Ultimately, that effort failed but I don’t see any awareness of that considerable volume of work reflected in today’s use of the word “agent”. If nothing else, there was a lot of work on the use-cases and human factors.
It’s just a bit disheartening to know that so much work, by hundreds of researchers (at least), over 10+ years, has just slipped into irrelevance
It was opined on HN the other day, but operations research (aka data science), the annals of human process mapping (aka process automation), and control theory (outside ME/hardware) all suffer similarly.
A field retitles itself, and suddenly no one is aware of the still-applicable research from before the name change.
Which is probably more broadly to say that no modern courses teach surveys of previous material.
Agentic behavior is instilled in RLHF'd models [0, 1]. In this paper, "agency" is defined in terms of the LLM thinking like it's a person (agent) with consistent thoughts (outputs). The problem is this also severely limits the LLM's ability to break out from the norm and explore unknown paths (thoughts).
Most (if not all) agent frameworks use GPT-4, Claude Opus, etc. models which are heavily RLHF'd.
Agents have been recast as "Agentic Workflows". This is the trendy new term. The problem is that it's a complex solution and not a place to start. Newcomers read an article/blog/post/paper and get fixated on this solution.
Non-technical stakeholders also get fixated on this idea of AI agents autonomously working together. Can we save money? Perhaps even replace some people? Without a solid base of reality and a wide imagination, we can see how that conclusion can be drawn.
While agents may have a place, we in the AI space will fall into a credibility loop if this is pushed as the answer. There are plenty of wins for an organization with no "AI" in place. Retrieval Augmented Generation (RAG) is hard in it's own right but there is a reasonable path to success now.
Otherwise, expect disappointment. Then the whole space will be lumped together as a failure.
Ironically, my take is "agentic workflows" are being pushed by the big globally integrated consulting shops in order to justify why a solution that only solves part of the task should still be funded.

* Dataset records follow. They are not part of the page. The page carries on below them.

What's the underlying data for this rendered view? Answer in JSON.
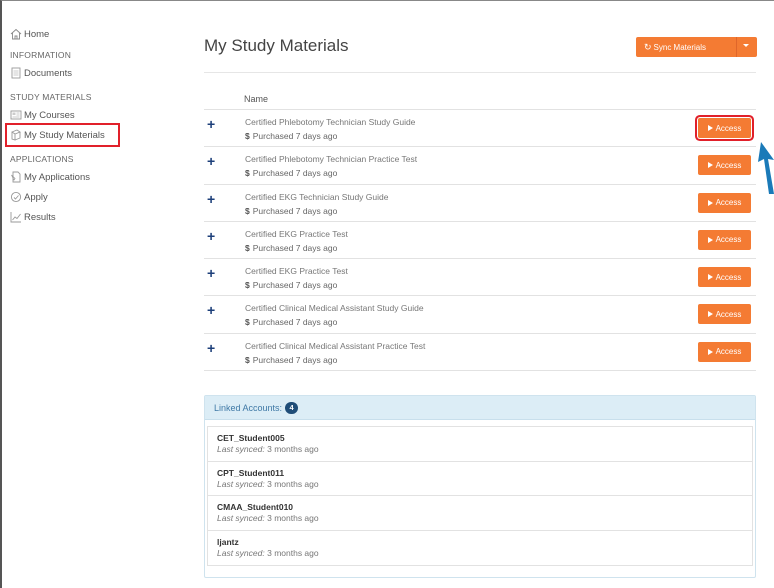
{
  "sidebar": {
    "home": "Home",
    "sections": [
      {
        "heading": "INFORMATION",
        "items": [
          {
            "label": "Documents",
            "icon": "document-icon"
          }
        ]
      },
      {
        "heading": "STUDY MATERIALS",
        "items": [
          {
            "label": "My Courses",
            "icon": "course-icon"
          },
          {
            "label": "My Study Materials",
            "icon": "book-icon"
          }
        ]
      },
      {
        "heading": "APPLICATIONS",
        "items": [
          {
            "label": "My Applications",
            "icon": "application-icon"
          },
          {
            "label": "Apply",
            "icon": "apply-icon"
          },
          {
            "label": "Results",
            "icon": "results-icon"
          }
        ]
      }
    ]
  },
  "main": {
    "title": "My Study Materials",
    "sync_label": "Sync Materials",
    "column_name": "Name",
    "rows": [
      {
        "title": "Certified Phlebotomy Technician Study Guide",
        "purchase": "Purchased 7 days ago",
        "access": "Access"
      },
      {
        "title": "Certified Phlebotomy Technician Practice Test",
        "purchase": "Purchased 7 days ago",
        "access": "Access"
      },
      {
        "title": "Certified EKG Technician Study Guide",
        "purchase": "Purchased 7 days ago",
        "access": "Access"
      },
      {
        "title": "Certified EKG Practice Test",
        "purchase": "Purchased 7 days ago",
        "access": "Access"
      },
      {
        "title": "Certified EKG Practice Test",
        "purchase": "Purchased 7 days ago",
        "access": "Access"
      },
      {
        "title": "Certified Clinical Medical Assistant Study Guide",
        "purchase": "Purchased 7 days ago",
        "access": "Access"
      },
      {
        "title": "Certified Clinical Medical Assistant Practice Test",
        "purchase": "Purchased 7 days ago",
        "access": "Access"
      }
    ],
    "dollar": "$"
  },
  "linked": {
    "heading": "Linked Accounts:",
    "count": "4",
    "synced_label": "Last synced:",
    "accounts": [
      {
        "name": "CET_Student005",
        "synced": "3 months ago"
      },
      {
        "name": "CPT_Student011",
        "synced": "3 months ago"
      },
      {
        "name": "CMAA_Student010",
        "synced": "3 months ago"
      },
      {
        "name": "ljantz",
        "synced": "3 months ago"
      }
    ]
  },
  "colors": {
    "accent": "#f47b33",
    "highlight": "#e1202a",
    "badge": "#1f4d78",
    "panel": "#dcedf6",
    "arrow": "#1a7ab8"
  }
}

Aka 'If you really understood this, you'd understand we build this in terms of smaller agents. That's why you should pay us big money to build the technically simplest part of this use case...'
> The North Star of this field is to build assistants like Siri or Alexa and get them to actually work — handle complex tasks, accurately interpret users’ requests, and perform reliably.

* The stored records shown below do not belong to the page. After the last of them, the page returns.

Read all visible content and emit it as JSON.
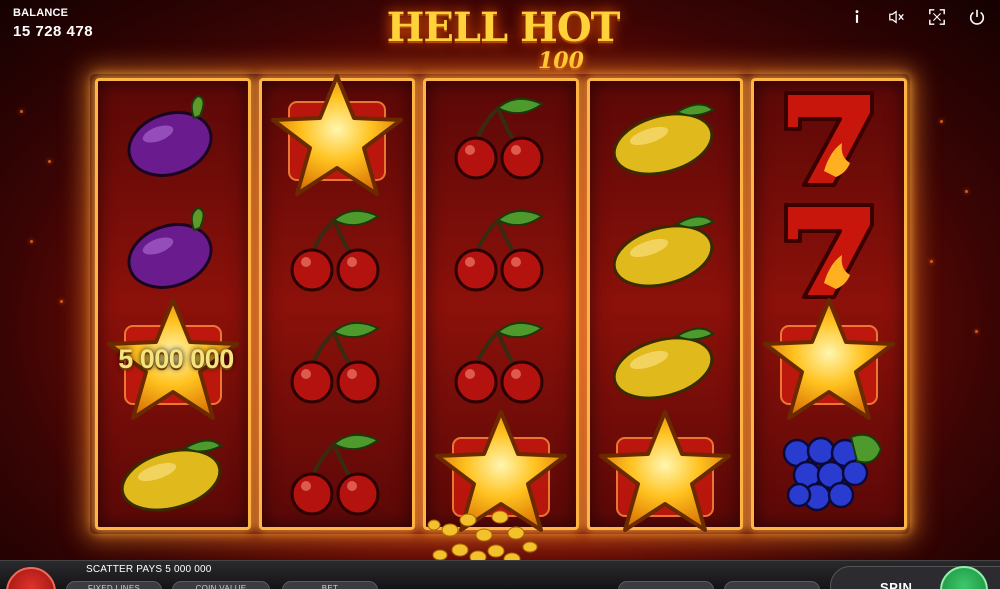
{
  "balance": {
    "label": "BALANCE",
    "value": "15 728 478"
  },
  "logo": {
    "title": "HELL HOT",
    "subtitle": "100"
  },
  "top_icons": [
    "info-icon",
    "sound-muted-icon",
    "fullscreen-icon",
    "power-icon"
  ],
  "reels": [
    [
      "plum",
      "plum",
      "star",
      "lemon"
    ],
    [
      "star",
      "cherry",
      "cherry",
      "cherry"
    ],
    [
      "cherry",
      "cherry",
      "cherry",
      "star"
    ],
    [
      "lemon",
      "lemon",
      "lemon",
      "star"
    ],
    [
      "seven",
      "seven",
      "star",
      "grapes"
    ]
  ],
  "win_amount": "5 000 000",
  "status": {
    "message": "SCATTER PAYS 5 000 000"
  },
  "controls": {
    "fixed_lines": "FIXED LINES",
    "coin_value": "COIN VALUE",
    "bet": "BET",
    "spin": "SPIN"
  },
  "colors": {
    "background": "#8a0f06",
    "reel_border": "#ffb444",
    "logo": "#ffd23a",
    "win_text": "#f6e27e",
    "spin_button": "#3ec86a"
  }
}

Controversial opinion there, especially given the hand tuning that those two go through
> [1] In traditional AI, agents are defined entities that perceive and act upon their environment, but that definition is less useful in the LLM era — even a thermostat would qualify as an agent under that definition.

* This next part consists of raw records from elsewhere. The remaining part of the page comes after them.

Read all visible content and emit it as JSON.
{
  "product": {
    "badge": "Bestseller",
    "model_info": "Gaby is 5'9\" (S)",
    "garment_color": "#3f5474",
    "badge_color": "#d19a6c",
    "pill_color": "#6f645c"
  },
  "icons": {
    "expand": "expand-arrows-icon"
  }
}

I'm a huge believer in the power of agents, but this kind of complete ignorance of the history of AI gets frustrating. This statement belies a gross misunderstanding of how simple agents have been viewed.
If you're serious about agents then Minsky's The Society of the Mind should be on your desk. From the opening chapter:
> We want to explain intelligence as a combination of simpler things. This means that we must be sure to check, at every step, that none of our agents is, itself, intelligent... Accordingly, whenever we find that an agent has to do anything complicated, we'll replace it with a subsociety of agents that do simpler things.
Instead this write up completely ignores the logic of one of the seminal writings on this topic (and it's okay to disagree with Minsky, I sure do, but you need to at least acknowledge this) and immediately thinks the future of agents must be immensely complex.
Automatic thermostats existed in the early days of research on agents, and the key to a thermostat being an agent is it's ability to communicate with other agents automatically, and collectively perform complex actions.